Pese embora os princípios e aplicações do motor eléctrico e da máquina a vapor sejam relativamente próximos quanto às respectivas datas de nascimento (1820 é a data da lei de Àmpere sobre conversão de energia eléctrica em mecânica, e 1781 a data da patente pioneira de James Watt protegendo a 1ª máquina a vapor), a decisiva inovação de Henry Ford por via do lançamento do pioneiro veículo automóvel de nome Ford T (corria o ano de 1908) partiu da premissa de que o combustível adequado para um veículo automóvel de transporte seria de natureza fóssil. O motor do Ford T funcionava a gasolina, querosene ou etanol.

Quiçá a engenharia química deva muito a este detalhe. Todo o século 20 marca uma era em que os combustíveis fósseis, com grande destaque para o petróleo, foram alvo de grande investigação e desenvolvimento. Paulatinamente as refinarias de petróleo tornaram-se o grande fornecedor das matérias-primas sobre as quais se foi edificando, ao longo dos anos, um intricada rede de produtos e processos, repleta de complexas interdependências e sinergias. Tudo isto em paralelo com o suprimento de combustíveis para os veículos automóveis.

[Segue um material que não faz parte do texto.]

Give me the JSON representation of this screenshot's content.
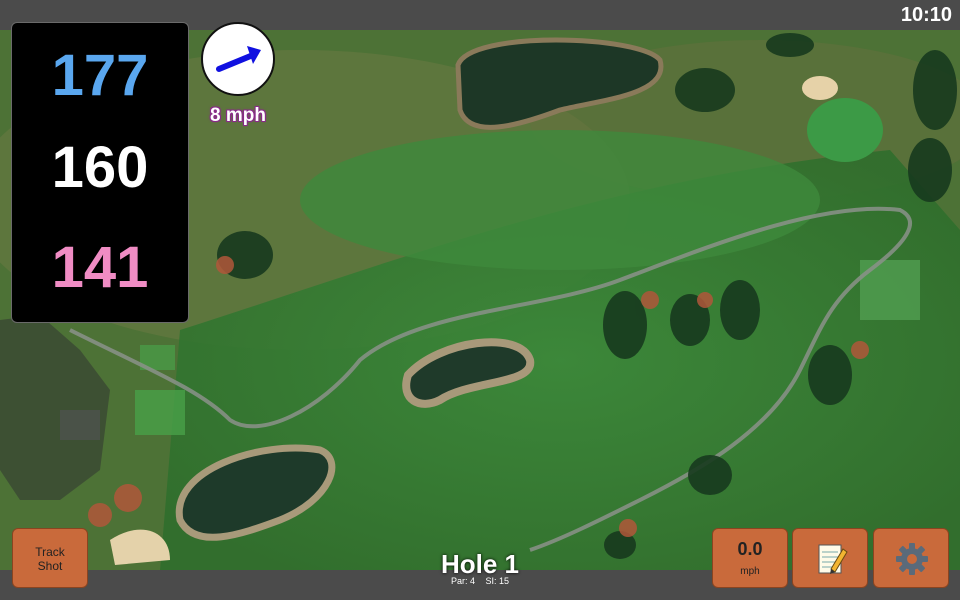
{
  "status_bar": {
    "time": "10:10"
  },
  "distances": {
    "back": "177",
    "middle": "160",
    "front": "141",
    "colors": {
      "back": "#5aa7ef",
      "middle": "#ffffff",
      "front": "#f08cc4"
    }
  },
  "wind": {
    "speed": "8 mph",
    "arrow_color": "#1010e0",
    "icon": "wind-direction-arrow"
  },
  "buttons": {
    "track_shot": {
      "line1": "Track",
      "line2": "Shot"
    },
    "speed": {
      "value": "0.0",
      "unit": "mph"
    },
    "notes_icon": "notepad-pencil-icon",
    "settings_icon": "gear-icon",
    "accent": "#c96a3b"
  },
  "hole": {
    "title": "Hole 1",
    "par": "Par: 4",
    "si": "SI: 15"
  }
}
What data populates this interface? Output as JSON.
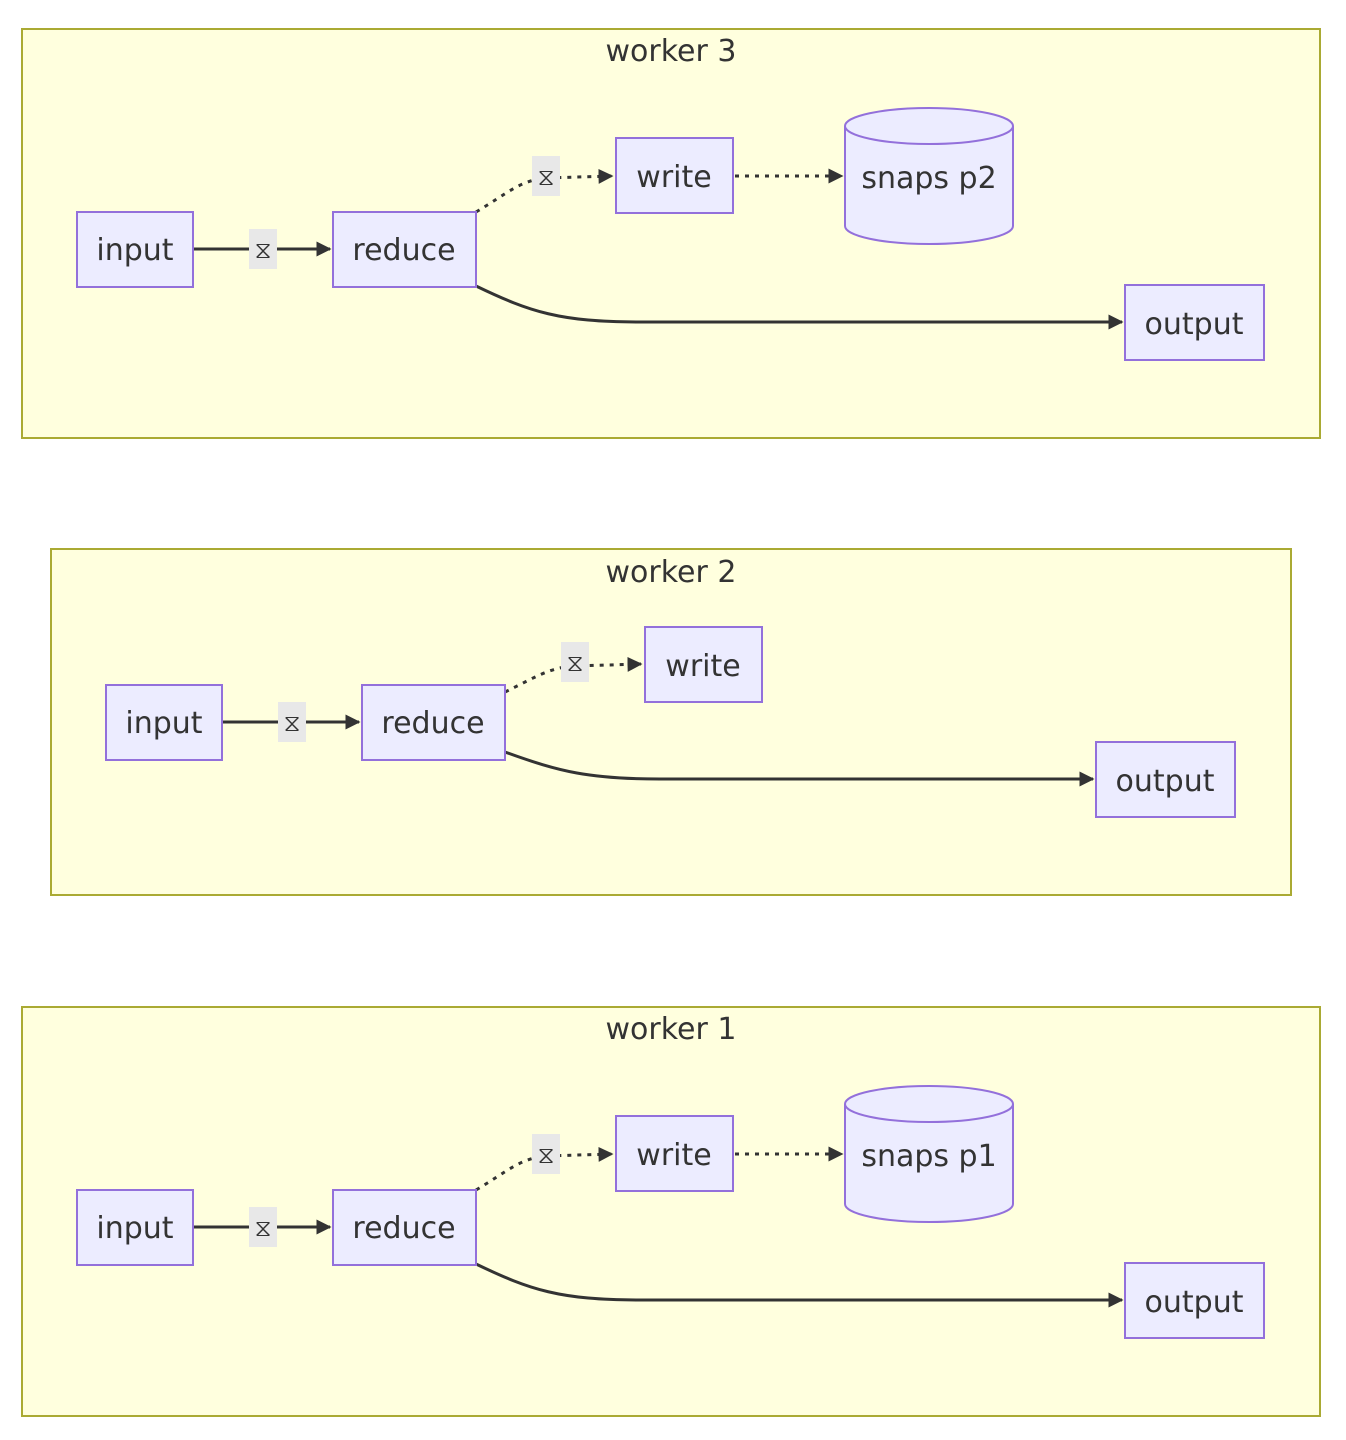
{
  "diagram": {
    "type": "flowchart",
    "edge_label_icon": "hourglass-icon",
    "edge_label_glyph": "⧖",
    "colors": {
      "cluster_fill": "#ffffde",
      "cluster_stroke": "#aaaa33",
      "node_fill": "#ececff",
      "node_stroke": "#9370db",
      "edge": "#333333",
      "text": "#333333"
    },
    "clusters": [
      {
        "title": "worker 3",
        "nodes": {
          "input": "input",
          "reduce": "reduce",
          "write": "write",
          "store": "snaps p2",
          "output": "output"
        },
        "edges": [
          {
            "from": "input",
            "to": "reduce",
            "style": "solid",
            "label": "⧖"
          },
          {
            "from": "reduce",
            "to": "write",
            "style": "dotted",
            "label": "⧖"
          },
          {
            "from": "write",
            "to": "snaps p2",
            "style": "dotted",
            "label": ""
          },
          {
            "from": "reduce",
            "to": "output",
            "style": "solid",
            "label": ""
          }
        ]
      },
      {
        "title": "worker 2",
        "nodes": {
          "input": "input",
          "reduce": "reduce",
          "write": "write",
          "output": "output"
        },
        "edges": [
          {
            "from": "input",
            "to": "reduce",
            "style": "solid",
            "label": "⧖"
          },
          {
            "from": "reduce",
            "to": "write",
            "style": "dotted",
            "label": "⧖"
          },
          {
            "from": "reduce",
            "to": "output",
            "style": "solid",
            "label": ""
          }
        ]
      },
      {
        "title": "worker 1",
        "nodes": {
          "input": "input",
          "reduce": "reduce",
          "write": "write",
          "store": "snaps p1",
          "output": "output"
        },
        "edges": [
          {
            "from": "input",
            "to": "reduce",
            "style": "solid",
            "label": "⧖"
          },
          {
            "from": "reduce",
            "to": "write",
            "style": "dotted",
            "label": "⧖"
          },
          {
            "from": "write",
            "to": "snaps p1",
            "style": "dotted",
            "label": ""
          },
          {
            "from": "reduce",
            "to": "output",
            "style": "solid",
            "label": ""
          }
        ]
      }
    ]
  }
}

E se durante o século XX o motor eléctrico parece nunca ter conseguido ombrear com o motor de combustão interna, o século XXI arrisca-se a marcar uma mudança significativa neste contexto. Os últimos anos têm sido marcados por lançamentos no mercado de veículos híbridos (motor eléctrico + motor combustão interna) e mais recentemente veículos 100% eléctricos. Atente-se aos números da figura abaixo, que relevam a recente erupção do mercado dos veículos eléctricos nos EUA, exibindo taxas de crescimento muito pronunciadas entre 2011 e 2013.


Vendas de carros eléctrico e híbridos em 2011-2013, nos EUA.


Do ponto de vista de engenharia química este crescimento do motor eléctrico em relação ao motor de combustão interna pode implicar mudanças paradigmáticas na área, dado que a energia eléctrica não é por excelência um campo técnico em que o engenheiro químico tenha grande apetência natural e dê o seu decisivo contributo.

Contudo, atente-se ao movimento recente da Toyota, cristalizado no lançamento (2015) para o mercado do veículo Toyota Mirai, que funcionará a hidrogénio. Por intermédio da reação química deste gás com o próprio oxigénio do ar, o carro será uma fábrica ambulante de energia eléctrica, por sua vez permitando a alimentação de um motor eléctrico, e a dispensa oficial do motor de combustão interna.


Toyota Mirai visto por baixo.


Assim, a proposta da Toyota (que é um fabricante de referência e que liderou o arranque da produção de automóveis híbridos) consegue a proeza de dispensar o motor de combustão interna mas não dispensar a engenharia química. Este novo veículo casa a engenharia química com a própria energia eléctrica de modo promissor. Note-se que o hidrogénio pode ser obtido da biomassa, de gás natural ou da própria água. Haverá desafios e oportunidades no fornecimento de hidrogénio em grande escala, e estes bem mais adequados à natureza técnica do engenharia química.

Tudo leva a crer que os próximos anos sejam marcados pela continuação deste processo de acomodação de energia eléctrica nos veículos automóveis. O papel da engenharia química será certamente reformulado em relação ao que tradicionalmente lhe competia. Contudo, mais do que uma dispensa de funções, o recente exemplo da Toyota permite fazer pensar que a engenharia química continuará a terá um palavra a dizer no fornecimento de matérias-primas vitais para que os veículos eléctricos circulem com autonomia.